Além disso, temos que o exercício físico é um importante fator que possibilita a manutenção do peso perdido (o que é muito mais difícil que o emagrecimento em si). Mas isso está em outro post também hahah
CONCLUSÕES
Existe uma forte justificativa para a promoção de exercício/atividade física, assim como a perda de peso, para reduzir o risco cardiovascular (CV) em pacientes com sobrepeso e obesidade. Programas de treinamento consistentes com as diretrizes mínimas de atividade física (AF) (150 min/semana de AF de intensidade moderada ou 75 min/semana de AF de intensidade vigorosa) estão associados a benefícios CV para a saúde, mas resultam em modesta perda de peso. Pacientes que buscam perder peso sem alterar seus hábitos alimentares precisam ser orientados de que altos níveis de AF (225-420 min/semana de exercício) são necessários para alcançar uma perda de peso clinicamente significativa. Quando possível, a perda de peso clinicamente significativa com o treinamento aeróbico leva a melhorias maiores na sensibilidade à insulina, perfil lipídico e outros aspectos cardiometabólicos em comparação com o exercício sem perda de peso. Porém, para aqueles que não conseguem obter perda de peso clinicamente significativa, o exercício por si só também oferece benefícios cardiometabólicos, até mesmo independente da perda de peso.
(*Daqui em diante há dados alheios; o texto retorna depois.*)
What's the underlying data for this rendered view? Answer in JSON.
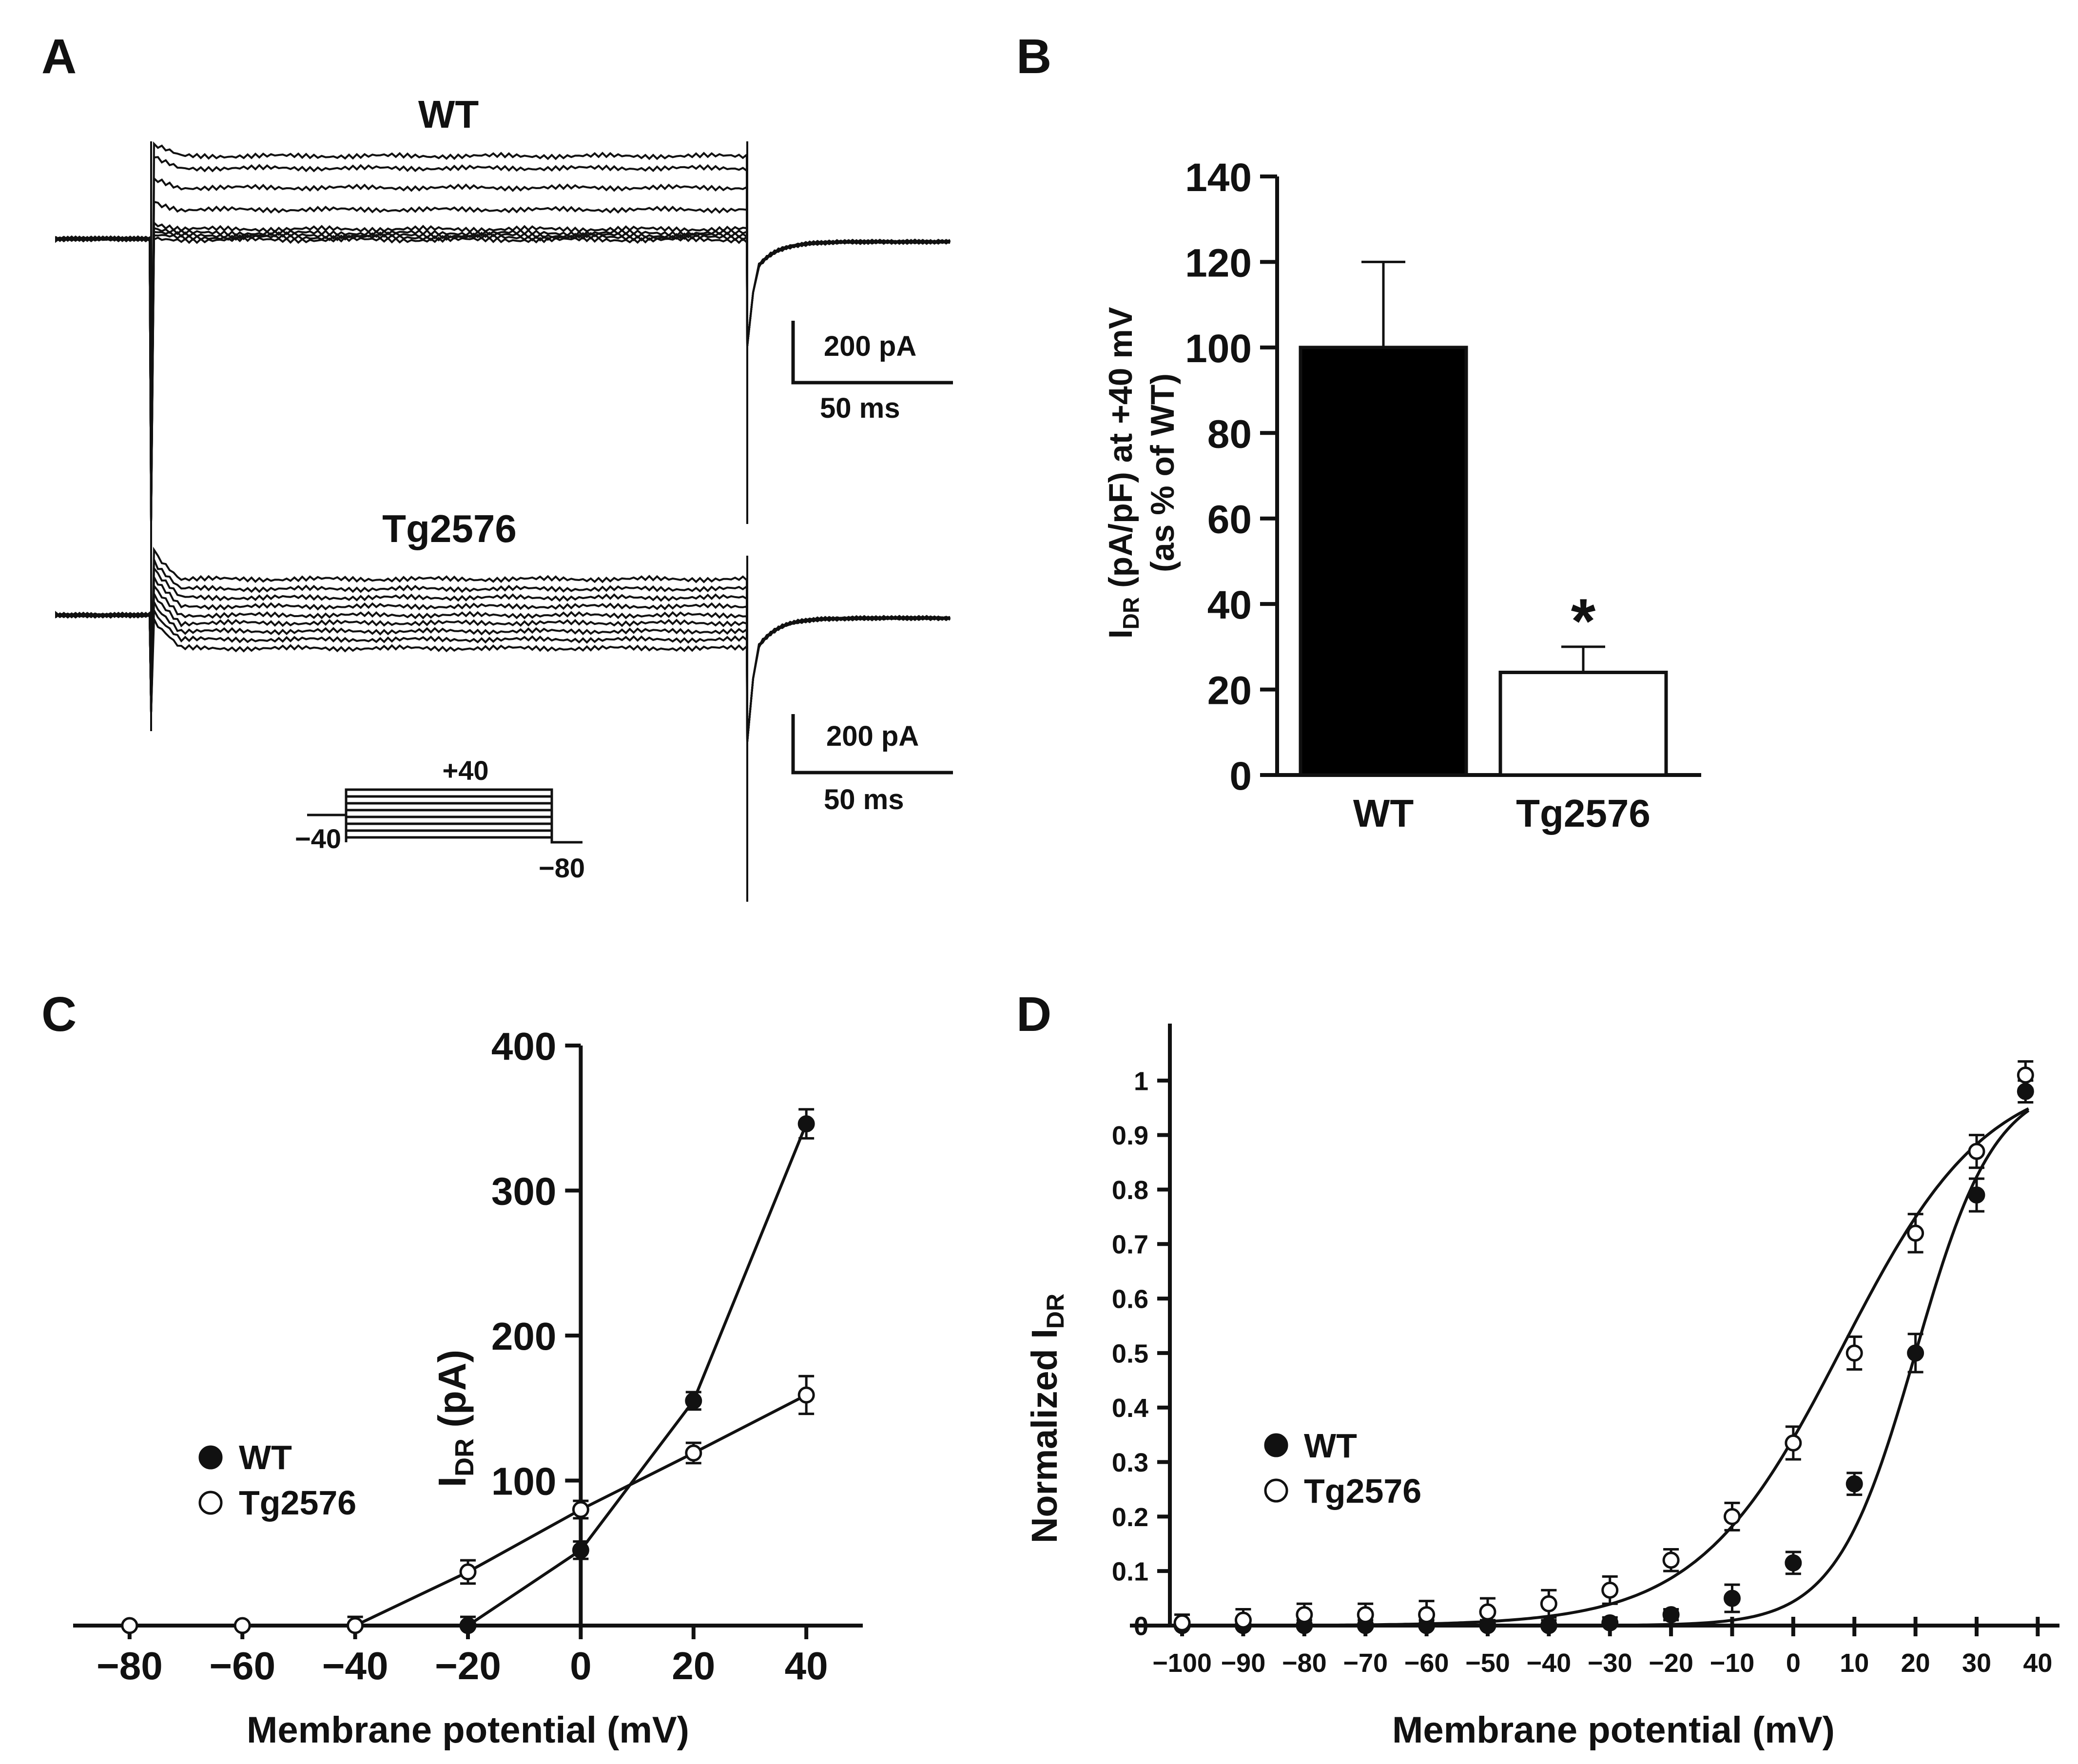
{
  "panels": {
    "A": {
      "letter": "A",
      "wt_label": "WT",
      "tg_label": "Tg2576",
      "scale_current": "200 pA",
      "scale_time": "50 ms",
      "protocol_top": "+40",
      "protocol_hold": "−40",
      "protocol_bottom": "−80"
    },
    "B": {
      "letter": "B"
    },
    "C": {
      "letter": "C"
    },
    "D": {
      "letter": "D"
    }
  },
  "chart_data": [
    {
      "id": "B",
      "type": "bar",
      "categories": [
        "WT",
        "Tg2576"
      ],
      "values": [
        100,
        24
      ],
      "errors": [
        20,
        6
      ],
      "fills": [
        "#000000",
        "#ffffff"
      ],
      "ylim": [
        0,
        140
      ],
      "yticks": [
        0,
        20,
        40,
        60,
        80,
        100,
        120,
        140
      ],
      "ytick_labels": [
        "0",
        "20",
        "40",
        "60",
        "80",
        "100",
        "120",
        "140"
      ],
      "ylabel_main": "I",
      "ylabel_sub": "DR",
      "ylabel_rest": "  (pA/pF) at +40  mV",
      "ylabel_line2": "(as % of WT)",
      "significance": "*"
    },
    {
      "id": "C",
      "type": "line",
      "xlim": [
        -85,
        45
      ],
      "ylim": [
        0,
        400
      ],
      "xticks": [
        -80,
        -60,
        -40,
        -20,
        0,
        20,
        40
      ],
      "xtick_labels": [
        "−80",
        "−60",
        "−40",
        "−20",
        "0",
        "20",
        "40"
      ],
      "yticks": [
        100,
        200,
        300,
        400
      ],
      "ytick_labels": [
        "100",
        "200",
        "300",
        "400"
      ],
      "xlabel": "Membrane potential (mV)",
      "ylabel_main": "I",
      "ylabel_sub": "DR",
      "ylabel_rest": " (pA)",
      "series": [
        {
          "name": "WT",
          "filled": true,
          "x": [
            -20,
            0,
            20,
            40
          ],
          "y": [
            0,
            52,
            155,
            346
          ],
          "err": [
            6,
            6,
            6,
            10
          ]
        },
        {
          "name": "Tg2576",
          "filled": false,
          "x": [
            -80,
            -60,
            -40,
            -20,
            0,
            20,
            40
          ],
          "y": [
            0,
            0,
            0,
            37,
            80,
            119,
            159
          ],
          "err": [
            0,
            0,
            6,
            8,
            6,
            7,
            13
          ]
        }
      ],
      "legend": [
        {
          "label": "WT",
          "filled": true
        },
        {
          "label": "Tg2576",
          "filled": false
        }
      ]
    },
    {
      "id": "D",
      "type": "line",
      "xlim": [
        -102,
        43
      ],
      "ylim": [
        0,
        1.1
      ],
      "xticks": [
        -100,
        -90,
        -80,
        -70,
        -60,
        -50,
        -40,
        -30,
        -20,
        -10,
        0,
        10,
        20,
        30,
        40
      ],
      "xtick_labels": [
        "−100",
        "−90",
        "−80",
        "−70",
        "−60",
        "−50",
        "−40",
        "−30",
        "−20",
        "−10",
        "0",
        "10",
        "20",
        "30",
        "40"
      ],
      "yticks": [
        0,
        0.1,
        0.2,
        0.3,
        0.4,
        0.5,
        0.6,
        0.7,
        0.8,
        0.9,
        1
      ],
      "ytick_labels": [
        "0",
        "0.1",
        "0.2",
        "0.3",
        "0.4",
        "0.5",
        "0.6",
        "0.7",
        "0.8",
        "0.9",
        "1"
      ],
      "xlabel": "Membrane potential (mV)",
      "ylabel_main": "Normalized I",
      "ylabel_sub": "DR",
      "series": [
        {
          "name": "WT",
          "filled": true,
          "x": [
            -100,
            -90,
            -80,
            -70,
            -60,
            -50,
            -40,
            -30,
            -20,
            -10,
            0,
            10,
            20,
            30,
            38
          ],
          "y": [
            0,
            0,
            0,
            0,
            0,
            0,
            0,
            0.005,
            0.02,
            0.05,
            0.115,
            0.26,
            0.5,
            0.79,
            0.98
          ],
          "err": [
            0.005,
            0.005,
            0.01,
            0.01,
            0.01,
            0.01,
            0.01,
            0.01,
            0.01,
            0.025,
            0.02,
            0.02,
            0.035,
            0.03,
            0.02
          ]
        },
        {
          "name": "Tg2576",
          "filled": false,
          "x": [
            -100,
            -90,
            -80,
            -70,
            -60,
            -50,
            -40,
            -30,
            -20,
            -10,
            0,
            10,
            20,
            30,
            38
          ],
          "y": [
            0.005,
            0.01,
            0.02,
            0.02,
            0.02,
            0.025,
            0.04,
            0.065,
            0.12,
            0.2,
            0.335,
            0.5,
            0.72,
            0.87,
            1.01
          ],
          "err": [
            0.015,
            0.02,
            0.02,
            0.02,
            0.025,
            0.025,
            0.025,
            0.025,
            0.02,
            0.025,
            0.03,
            0.03,
            0.035,
            0.03,
            0.025
          ]
        }
      ],
      "fits": [
        {
          "name": "WT",
          "v50": 20,
          "k": 6.5,
          "amp": 1.0
        },
        {
          "name": "Tg2576",
          "v50": 8,
          "k": 11.8,
          "amp": 1.02
        }
      ],
      "legend": [
        {
          "label": "WT",
          "filled": true
        },
        {
          "label": "Tg2576",
          "filled": false
        }
      ]
    }
  ]
}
A dieta deve ser o principal ponto de uma estratégia de emagrecimento, pois está ligado ao déficit calórico. Sem dieta, o exercício físico pode não proporcionar resultados satisfatórios, se compensações foram feitas. Por fim, a atividade física e dieta têm um efeito sinérgico (pessoas que praticam exercício físico têm melhor prognóstico, permanecem mais focadas e aderidas à dieta), e possibilita melhores resultados (principalmente a longo prazo) no emagrecimento e perda de peso se comparado às duas intervenções sozinhas.